Place a platter on middle oven rack and heat to 200 degrees.  Grate the corn on large holes of a grater set inside a bowl until the cobs are clean.  Discard cobs.  Stir cheese, cilantro, milk, eggs, and melted butter into the grated corn.  Fold in the flour, baking powder, and salt until no streaks of flower remain.


Heat a large nonstick skillet over medium heat and lightly grease with butter.  Fill a 1/4 cup measure with batter and pour into the hot pan to make a round cake.  Repeat until the pan is filled with griddle cakes.  Cook, flipping cakes once until lightly browned on both sides, about five minutes total.  

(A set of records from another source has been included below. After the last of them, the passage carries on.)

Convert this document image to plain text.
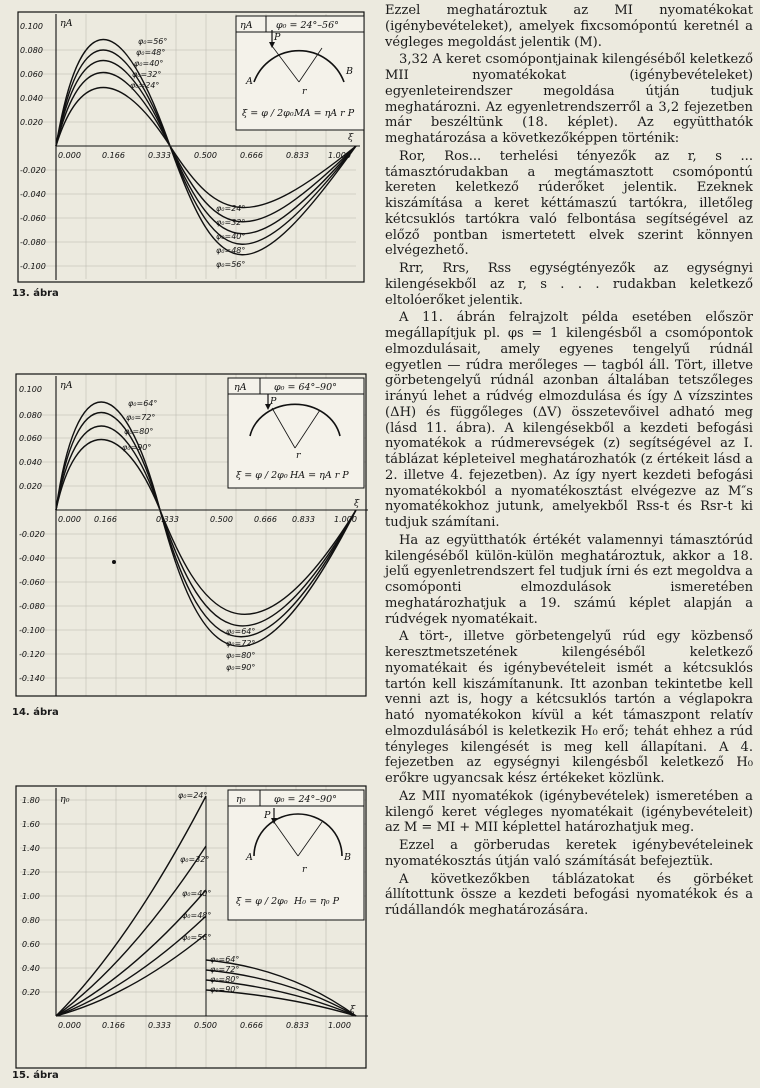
ηA
ξ
0.100
0.080
0.060
0.040
0.020
-0.020
-0.040
-0.060
-0.080
-0.100
0.000	0.166	0.333	0.500	0.666	0.833 1.000
φ₀=56°
φ₀=48°
φ₀=40°
φ₀=32°
φ₀=24°
φ₀=24°
φ₀=32°
φ₀=40°
φ₀=48°
φ₀=56°
ηA φ₀ = 24°–56°
P
A
B
r
ξ = φ / 2φ₀ MA = ηA r P
13. ábra
ηA
ξ
0.100
0.080
0.060
0.040
0.020
-0.020
-0.040
-0.060
-0.080
-0.100
-0.120
-0.140
0.000 0.166	0.333	0.500	0.666 0.833 1.000
φ₀=64°
φ₀=72°
φ₀=80°
φ₀=90°
φ₀=64°
φ₀=72°
φ₀=80°
φ₀=90°
ηA	φ₀ = 64°–90°
P
r
ξ = φ / 2φ₀ HA = ηA r P
14. ábra
η₀
ξ
1.80
1.60
1.40
1.20
1.00
0.80
0.60
0.40
0.20
0.000	0.166	0.333	0.500	0.666	0.833 1.000
φ₀=24°
φ₀=32°
φ₀=40°
φ₀=48°
φ₀=56°
φ₀=64°
φ₀=72°
φ₀=80°
φ₀=90°
η₀	φ₀ = 24°–90°
P
A	B
r
ξ = φ / 2φ₀ H₀ = η₀ P
15. ábra

Ezzel meghatároztuk az MI nyomatékokat (igénybevételeket), amelyek fixcsomópontú keretnél a végleges megoldást jelentik (M).

3,32 A keret csomópontjainak kilengéséből keletkező MII nyomatékokat (igénybevételeket) egyenleteirendszer megoldása útján tudjuk meghatározni. Az egyenletrendszerről a 3,2 fejezetben már beszéltünk (18. képlet). Az együtthatók meghatározása a következőképpen történik:

Ror, Ros... terhelési tényezők az r, s ... támasztórudakban a megtámasztott csomópontú kereten keletkező rúderőket jelentik. Ezeknek kiszámítása a keret kéttámaszú tartókra, illetőleg kétcsuklós tartókra való felbontása segítségével az előző pontban ismertetett elvek szerint könnyen elvégezhető.

Rrr, Rrs, Rss egységtényezők az egységnyi kilengésekből az r, s . . . rudakban keletkező eltolóerőket jelentik.

A 11. ábrán felrajzolt példa esetében először megállapítjuk pl. φs = 1 kilengésből a csomópontok elmozdulásait, amely egyenes tengelyű rúdnál egyetlen — rúdra merőleges — tagból áll. Tört, illetve görbetengelyű rúdnál azonban általában tetszőleges irányú lehet a rúdvég elmozdulása és így Δ vízszintes (ΔH) és függőleges (ΔV) összetevőivel adható meg (lásd 11. ábra). A kilengésekből a kezdeti befogási nyomatékok a rúdmerevségek (z) segítségével az I. táblázat képleteivel meghatározhatók (z értékeit lásd a 2. illetve 4. fejezetben). Az így nyert kezdeti befogási nyomatékokból a nyomatékosztást elvégezve az M″s nyomatékokhoz jutunk, amelyekből Rss-t és Rsr-t ki tudjuk számítani.

Ha az együtthatók értékét valamennyi támasztórúd kilengéséből külön-külön meghatároztuk, akkor a 18. jelű egyenletrendszert fel tudjuk írni és ezt megoldva a csomóponti elmozdulások ismeretében meghatározhatjuk a 19. számú képlet alapján a rúdvégek nyomatékait.

A tört-, illetve görbetengelyű rúd egy közbenső keresztmetszetének kilengéséből keletkező nyomatékait és igénybevételeit ismét a kétcsuklós tartón kell kiszámítanunk. Itt azonban tekintetbe kell venni azt is, hogy a kétcsuklós tartón a véglapokra ható nyomatékokon kívül a két támaszpont relatív elmozdulásából is keletkezik H₀ erő; tehát ehhez a rúd tényleges kilengését is meg kell állapítani. A 4. fejezetben az egységnyi kilengésből keletkező H₀ erőkre ugyancsak kész értékeket közlünk.

Az MII nyomatékok (igénybevételek) ismeretében a kilengő keret végleges nyomatékait (igénybevételeit) az M = MI + MII képlettel határozhatjuk meg.

Ezzel a görberudas keretek igénybevételeinek nyomatékosztás útján való számítását befejeztük.

A következőkben táblázatokat és görbéket állítottunk össze a kezdeti befogási nyomatékok és a rúdállandók meghatározására.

Use a spatula to transfer the griddle cakes to the warm platter in the oven.  Repeat with remaining batter.  Serve with salsa, sour cream, or Spiced Honey Syrup.


I adapted this recipe a bit by eliminating the cilantro, using queso quesadilla, and changing the toppings.  Here are some photos of the process and the end result.





I decided to top my cakes with some sauteed swiss chard from the garden and A Way of Life Farm sausage crumbles.  I finished off one with diced garden tomatoes and the other with a light drizzle of maple syrup.  They turned out awesome!